Local housing . . . a work in progress

Houses on the ‘new’ Denefields Estate

I’m going to try something different with this piece, and that is to try to leave it quite open-ended, as I’m waiting for feedback on my facebook query in Allendale area notices, about local affordable housing. So today’s entry might not be actually ‘finished’ today, but only after a few days/weeks of thoughts. First though, some relatively recent history on housing developments, starting from recent times and going backward.

There’s a lot more houses available in Allendale now then there were oh, a decade ago, I guess, just before the Denefields Estate was created, bringing some 22 affordable houses within reach of many local people’s finances. Also around that time, the Allen Garden set of 3 affordable houses was developed by Allendale Community Housing and built by Newman Developments, on what was then the old Deneholme Annex building site. Before then, the only new ‘housing’ developments in the area were the little estate of some five houses at Five Lane Ends, and the transformation of Ashleigh House at Five Lane Ends into large apartments at around the same time as the building of a new house at the corner where the old petrol station was.

‘In town’ as it were, the Heatherlea, having sat empty for some years, was transformed into three ‘luxury’ flats. Shortly before, some twenty years ago now, the first two units of Denelands Estate were built by another developer, and then completed by Newman Developments in 2000. You have to go back to the Dale Park estate, also built by Newman Developments, to find the next most recent housing development (incidentally, topsoil from the development of Dale Park was used to create the hill on which the big ‘wave slide’ was situated on the recreation ground, around about 1990 at the same time as the New Hall was built). Before the New Hall and Dale Park were started, of course, Forstersteads was begun around behind the Fire Station off Shilburn road (from 1984-1988); both Forstersteads and the New Hall (“best camouflage of a flat roof you could ever imagine”) were also built by Newman Developments as well.

Very few new individual houses have been constructed in and around Allendale over the past few years, but there is one near to Bridge End and another just on the outskirts of Catton. Some large individual houses have also been built up The Dene as well. But, new houses aside, there is a steady and persistent history of estate building, and new housing stock, in Allendale over the past thirty plus years.

Proposed, or in the pipeline, is a development of 17 houses up Lonkley beyond Rectory Cottage, of which a few may be ‘affordable’ if this development gets off the ground. Also the new Dale Manor development in the market square will help to finance two adjoining flats in that complex , targeted for local people. But some local folks are worrying, in Allendale area notices, about recent developments (notably the Sunday Times recent list of the ‘101 Best Places to Live in the UK’, which includes Allendale in the top 10 places to live in the North-East) which, it’s feared, will drive house prices up even faster, pricing local folks out of the market.

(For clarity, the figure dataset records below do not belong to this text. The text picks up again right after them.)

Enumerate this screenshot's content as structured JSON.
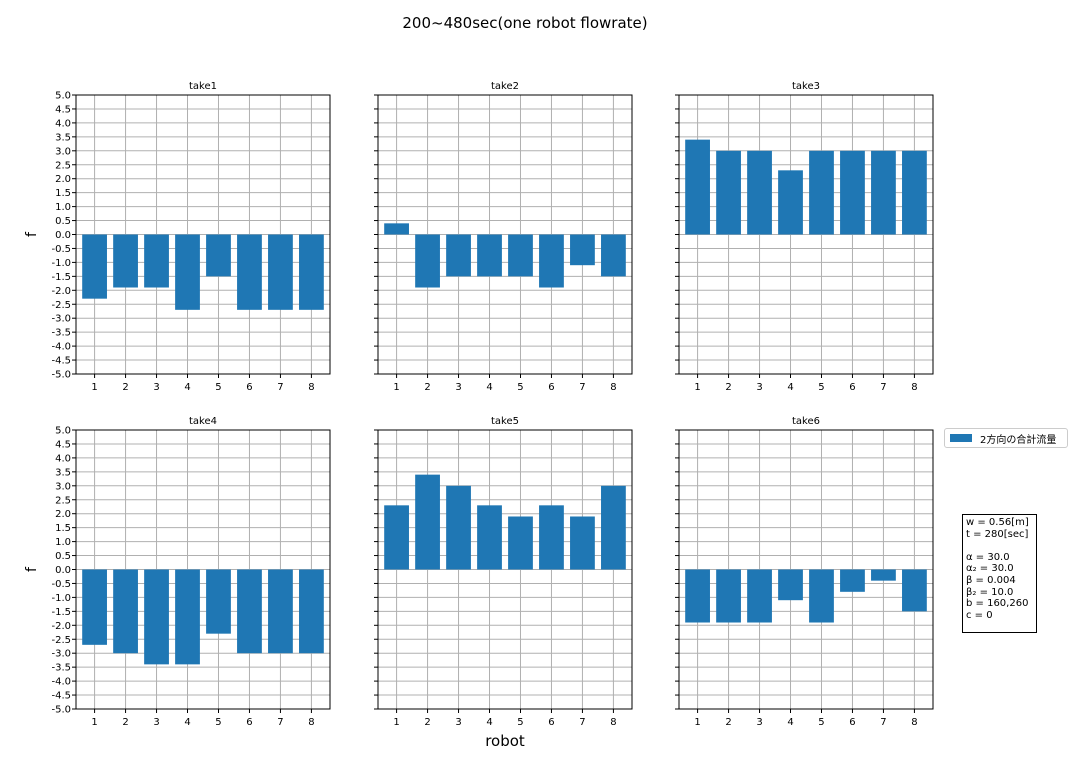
{
  "figure": {
    "suptitle": "200~480sec(one robot flowrate)"
  },
  "legend": {
    "label": "2方向の合計流量",
    "color": "#1f77b4"
  },
  "params": {
    "lines_a": [
      "w = 0.56[m]",
      "t = 280[sec]"
    ],
    "lines_b": [
      "α = 30.0",
      "α₂ = 30.0",
      "β = 0.004",
      "β₂ = 10.0",
      "b = 160,260",
      "c = 0"
    ]
  },
  "chart_data": [
    {
      "type": "bar",
      "title": "take1",
      "xlabel": "",
      "ylabel": "f",
      "categories": [
        "1",
        "2",
        "3",
        "4",
        "5",
        "6",
        "7",
        "8"
      ],
      "values": [
        -2.3,
        -1.9,
        -1.9,
        -2.7,
        -1.5,
        -2.7,
        -2.7,
        -2.7
      ],
      "ylim": [
        -5.0,
        5.0
      ],
      "yticks": [
        "5.0",
        "4.5",
        "4.0",
        "3.5",
        "3.0",
        "2.5",
        "2.0",
        "1.5",
        "1.0",
        "0.5",
        "0.0",
        "-0.5",
        "-1.0",
        "-1.5",
        "-2.0",
        "-2.5",
        "-3.0",
        "-3.5",
        "-4.0",
        "-4.5",
        "-5.0"
      ],
      "grid": true
    },
    {
      "type": "bar",
      "title": "take2",
      "xlabel": "",
      "ylabel": "",
      "categories": [
        "1",
        "2",
        "3",
        "4",
        "5",
        "6",
        "7",
        "8"
      ],
      "values": [
        0.4,
        -1.9,
        -1.5,
        -1.5,
        -1.5,
        -1.9,
        -1.1,
        -1.5
      ],
      "ylim": [
        -5.0,
        5.0
      ],
      "yticks": [],
      "grid": true
    },
    {
      "type": "bar",
      "title": "take3",
      "xlabel": "",
      "ylabel": "",
      "categories": [
        "1",
        "2",
        "3",
        "4",
        "5",
        "6",
        "7",
        "8"
      ],
      "values": [
        3.4,
        3.0,
        3.0,
        2.3,
        3.0,
        3.0,
        3.0,
        3.0
      ],
      "ylim": [
        -5.0,
        5.0
      ],
      "yticks": [],
      "grid": true
    },
    {
      "type": "bar",
      "title": "take4",
      "xlabel": "",
      "ylabel": "f",
      "categories": [
        "1",
        "2",
        "3",
        "4",
        "5",
        "6",
        "7",
        "8"
      ],
      "values": [
        -2.7,
        -3.0,
        -3.4,
        -3.4,
        -2.3,
        -3.0,
        -3.0,
        -3.0
      ],
      "ylim": [
        -5.0,
        5.0
      ],
      "yticks": [
        "5.0",
        "4.5",
        "4.0",
        "3.5",
        "3.0",
        "2.5",
        "2.0",
        "1.5",
        "1.0",
        "0.5",
        "0.0",
        "-0.5",
        "-1.0",
        "-1.5",
        "-2.0",
        "-2.5",
        "-3.0",
        "-3.5",
        "-4.0",
        "-4.5",
        "-5.0"
      ],
      "grid": true
    },
    {
      "type": "bar",
      "title": "take5",
      "xlabel": "robot",
      "ylabel": "",
      "categories": [
        "1",
        "2",
        "3",
        "4",
        "5",
        "6",
        "7",
        "8"
      ],
      "values": [
        2.3,
        3.4,
        3.0,
        2.3,
        1.9,
        2.3,
        1.9,
        3.0
      ],
      "ylim": [
        -5.0,
        5.0
      ],
      "yticks": [],
      "grid": true
    },
    {
      "type": "bar",
      "title": "take6",
      "xlabel": "",
      "ylabel": "",
      "categories": [
        "1",
        "2",
        "3",
        "4",
        "5",
        "6",
        "7",
        "8"
      ],
      "values": [
        -1.9,
        -1.9,
        -1.9,
        -1.1,
        -1.9,
        -0.8,
        -0.4,
        -1.5
      ],
      "ylim": [
        -5.0,
        5.0
      ],
      "yticks": [],
      "grid": true
    }
  ]
}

The housing development at Denefields did create quite a surplus of rental accommodation locally, as folks moved out of their previous dwelling places and into Denefields houses. I suspect that surplus housing supply has settled down by now, though I remember it well. The current facebook conversation, though, in response to worries about affordable housing being restricted for local habitation, has a variety of suggestions on offer:

  • chat with the Parish Council at their next meeting to see what’s on the cards for local affordable housing;
  • consider the glut of houses merely standing empty in the village — how can they be brought back into play for locals to inhabit?;
  • consider the regional mayoralty election for which apparently the mayor will have the capacity to commission new housing;
  • beware the trap of ‘holiday houses’ which has turned parts of Cornwall into ghost towns for 9 months of the year.

What next? And what about need? Well, that’s about it from me for now, but I’ve asked for any feedback on this matter for presenting here in the diary, so we’ll see if any additional housing strategies/complaints/suggestions can be forthcoming for editing in, shall we? Or, corrections on any housing development I’ve misconstrued, of course. [I’ve already been busy correcting dates and ascribing correct building details to the skeleton sense I had of the estates noted above, thanks to Trevor Newman.]

Paul Mingard writes to note: ” There’s a map in the local history cupboard in the library showing all housing developments including individual houses from the 1950s to near the millennium. They are colour coded by decade.” I imagine that would include the sequential developments of Wentworth Park, which had gone back further than my potted history above could reach.

Incidentally, if we were to want to go back even further in twentieth century housing developments, the Newman family also built Allen View in Catton, most of Station Road (New Line) including Heathcote, and all of Allenfields. And George Newman built Allendale Middle School (as was, now Allendale Primary, of course) in 1950.